Youth living without credit cards doubles, overall debt down since economic collapse

Not wanting to be heavily indebted like their older counterparts or living through life with a balance, American youth between the ages of 18 to 29 are starting to ditch the credit card in favor of a more prudent lifestyle.

According to data from millions of consumers collected by credit score provider FICO, 16 percent of youth in the United States do not have a credit card, up from eight percent at the start of the Great Recession in 2007. Due to this, credit card debt has fallen by one-third from the average of $3,073 to $2,087 for each individual.

Furthermore, overall debt has dropped, despite the enormous surge in student loan debt. The data suggested that there has been a decrease in other forms of debt, such as mortgage, which has translated into higher credit scores. FICO found more than 11 percent of young consumers have FICO scores of 760 or higher, which is up from 8.6 percent in 2005.

Although older Americans are starting to catch up, FICO found that overall debt is higher than what it was nearly a decade ago. This has led to a general reduction in credit scores of 1.7 percent for those between 40 and 49, 1.8 percent for ages 50 to 59 and 3.8 percentage points for consumers older than 60.

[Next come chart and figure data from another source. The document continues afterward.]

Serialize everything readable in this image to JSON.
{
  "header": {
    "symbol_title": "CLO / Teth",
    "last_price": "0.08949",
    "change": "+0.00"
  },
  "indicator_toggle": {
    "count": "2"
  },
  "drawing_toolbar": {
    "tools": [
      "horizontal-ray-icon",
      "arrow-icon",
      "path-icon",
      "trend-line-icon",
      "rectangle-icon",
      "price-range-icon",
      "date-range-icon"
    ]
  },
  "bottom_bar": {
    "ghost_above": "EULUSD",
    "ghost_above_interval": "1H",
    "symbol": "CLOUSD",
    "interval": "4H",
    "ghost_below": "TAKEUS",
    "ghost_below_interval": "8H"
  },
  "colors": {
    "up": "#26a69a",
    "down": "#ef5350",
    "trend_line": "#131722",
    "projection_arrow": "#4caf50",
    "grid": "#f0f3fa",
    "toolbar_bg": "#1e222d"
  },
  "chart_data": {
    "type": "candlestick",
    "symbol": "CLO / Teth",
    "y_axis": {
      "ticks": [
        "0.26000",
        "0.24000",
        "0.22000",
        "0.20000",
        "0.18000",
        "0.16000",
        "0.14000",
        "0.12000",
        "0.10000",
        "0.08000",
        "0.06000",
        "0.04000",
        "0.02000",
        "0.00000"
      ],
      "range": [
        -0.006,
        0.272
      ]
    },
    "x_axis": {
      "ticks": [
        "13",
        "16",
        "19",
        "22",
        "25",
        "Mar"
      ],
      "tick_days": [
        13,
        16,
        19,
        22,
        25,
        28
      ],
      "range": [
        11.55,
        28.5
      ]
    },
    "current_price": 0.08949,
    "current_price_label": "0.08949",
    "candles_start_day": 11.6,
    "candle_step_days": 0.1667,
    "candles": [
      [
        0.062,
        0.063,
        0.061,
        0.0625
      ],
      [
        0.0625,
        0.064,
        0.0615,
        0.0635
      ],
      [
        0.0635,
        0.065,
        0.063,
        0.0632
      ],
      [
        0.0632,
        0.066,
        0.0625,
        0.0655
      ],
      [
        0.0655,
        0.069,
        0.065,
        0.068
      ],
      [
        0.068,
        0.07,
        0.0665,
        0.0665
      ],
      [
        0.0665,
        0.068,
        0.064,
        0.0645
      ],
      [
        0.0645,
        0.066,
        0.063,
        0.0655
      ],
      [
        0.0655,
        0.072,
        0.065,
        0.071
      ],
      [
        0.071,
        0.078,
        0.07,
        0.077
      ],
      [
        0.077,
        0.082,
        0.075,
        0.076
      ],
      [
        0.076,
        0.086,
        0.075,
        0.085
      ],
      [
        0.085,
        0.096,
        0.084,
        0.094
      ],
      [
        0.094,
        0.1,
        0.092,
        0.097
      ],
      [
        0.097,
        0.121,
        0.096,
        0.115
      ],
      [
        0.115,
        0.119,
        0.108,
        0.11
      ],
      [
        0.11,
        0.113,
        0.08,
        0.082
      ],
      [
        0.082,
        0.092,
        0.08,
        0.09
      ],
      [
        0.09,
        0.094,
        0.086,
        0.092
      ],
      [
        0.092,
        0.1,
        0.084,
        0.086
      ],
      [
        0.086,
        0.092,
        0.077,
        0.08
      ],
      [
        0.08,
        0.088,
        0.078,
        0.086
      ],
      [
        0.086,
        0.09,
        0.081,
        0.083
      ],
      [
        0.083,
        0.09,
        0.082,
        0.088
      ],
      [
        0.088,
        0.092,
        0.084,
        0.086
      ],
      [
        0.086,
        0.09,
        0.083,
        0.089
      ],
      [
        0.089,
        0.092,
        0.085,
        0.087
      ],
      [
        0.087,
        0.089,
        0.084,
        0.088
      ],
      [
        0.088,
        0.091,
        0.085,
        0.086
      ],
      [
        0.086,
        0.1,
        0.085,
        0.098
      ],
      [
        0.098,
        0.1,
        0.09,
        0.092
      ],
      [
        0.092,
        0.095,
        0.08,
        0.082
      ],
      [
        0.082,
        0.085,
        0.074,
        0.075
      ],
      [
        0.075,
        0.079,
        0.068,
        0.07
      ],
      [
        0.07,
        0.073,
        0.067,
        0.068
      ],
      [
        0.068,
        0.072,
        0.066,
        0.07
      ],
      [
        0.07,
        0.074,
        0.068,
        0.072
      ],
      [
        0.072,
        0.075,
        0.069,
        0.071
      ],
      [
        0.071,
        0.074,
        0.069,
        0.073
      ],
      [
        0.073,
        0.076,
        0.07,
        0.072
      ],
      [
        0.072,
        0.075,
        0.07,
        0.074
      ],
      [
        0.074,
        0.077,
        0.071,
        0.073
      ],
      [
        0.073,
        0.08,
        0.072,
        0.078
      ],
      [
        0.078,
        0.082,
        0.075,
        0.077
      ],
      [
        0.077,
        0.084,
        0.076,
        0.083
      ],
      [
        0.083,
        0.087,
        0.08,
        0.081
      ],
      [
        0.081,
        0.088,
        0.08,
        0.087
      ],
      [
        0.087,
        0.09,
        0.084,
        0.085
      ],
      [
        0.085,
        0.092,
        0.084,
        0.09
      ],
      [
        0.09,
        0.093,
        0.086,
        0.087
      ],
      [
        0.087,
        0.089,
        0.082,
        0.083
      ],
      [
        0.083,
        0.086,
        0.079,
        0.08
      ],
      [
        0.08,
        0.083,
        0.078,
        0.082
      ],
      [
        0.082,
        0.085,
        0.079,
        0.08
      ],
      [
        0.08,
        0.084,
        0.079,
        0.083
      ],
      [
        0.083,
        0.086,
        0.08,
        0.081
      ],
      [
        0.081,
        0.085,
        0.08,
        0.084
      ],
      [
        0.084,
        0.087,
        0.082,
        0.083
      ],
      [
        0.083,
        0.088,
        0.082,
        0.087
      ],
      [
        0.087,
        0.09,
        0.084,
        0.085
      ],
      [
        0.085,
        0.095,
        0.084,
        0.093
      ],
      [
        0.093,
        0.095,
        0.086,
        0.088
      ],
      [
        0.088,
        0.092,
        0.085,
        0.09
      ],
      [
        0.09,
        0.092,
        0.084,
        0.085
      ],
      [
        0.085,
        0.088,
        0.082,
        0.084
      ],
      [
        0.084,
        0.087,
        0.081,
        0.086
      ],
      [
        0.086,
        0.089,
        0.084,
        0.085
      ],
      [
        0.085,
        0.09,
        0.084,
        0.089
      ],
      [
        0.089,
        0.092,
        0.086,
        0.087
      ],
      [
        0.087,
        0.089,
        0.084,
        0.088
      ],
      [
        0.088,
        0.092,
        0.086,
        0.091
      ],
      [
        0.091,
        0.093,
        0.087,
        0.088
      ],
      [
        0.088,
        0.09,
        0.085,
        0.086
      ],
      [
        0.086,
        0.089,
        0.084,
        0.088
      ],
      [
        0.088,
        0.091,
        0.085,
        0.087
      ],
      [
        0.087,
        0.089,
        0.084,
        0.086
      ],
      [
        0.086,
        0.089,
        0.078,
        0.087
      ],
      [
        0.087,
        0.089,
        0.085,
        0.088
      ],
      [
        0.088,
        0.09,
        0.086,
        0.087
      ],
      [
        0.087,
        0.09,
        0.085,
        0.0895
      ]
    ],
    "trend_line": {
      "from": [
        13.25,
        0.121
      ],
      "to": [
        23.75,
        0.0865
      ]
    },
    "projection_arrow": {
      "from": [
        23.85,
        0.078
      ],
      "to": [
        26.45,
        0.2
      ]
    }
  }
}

The Federal Reserve said Friday that consumer borrowing rose $11.1 billion in April to $2.82 trillion and is the 20th consecutive monthly gain and another record level. The data showed more Americans borrowed money to attend college and purchase vehicles without enough caution – this category jumped $10.4 billion to reach $1.97 trillion.

“Non-prime borrowers continue to gain more access to credit. In conjunction with the growth in the overall number of card originations in the last few years, it means that the credit card pie is bigger, and non-prime consumers are getting a bigger slice of that pie,” said Ezra Becker, a financial expert, in a press release on overall delinquency rates.

“It is possible that the slight increase in delinquencies year over year can be attributed in part to the increased share among nonprime borrowers of new accounts, but even so these delinquency numbers are not a cause for concern. We’ve found that consumers continue to value their credit cards more than ever and will likely do so at least until unemployment further abates.”

FICO explained that the growing number of younger Americans transitioning from credit cards to debit cards can be identified with watching older generations get hit hard by the economic downturn and see their finances erode as time went on.

It has been reported that prepaid debit cards have been surging in popularity over the past five years. These cards, which are essentially reloadable debit cards, are marketed towards youth, minorities and those who are not affiliated with a financial institution. It is believed that these cards come with a number of benefits, including being safer than carrying cash, worldwide acceptability and functionality, becoming indebted and obtaining one without having credit.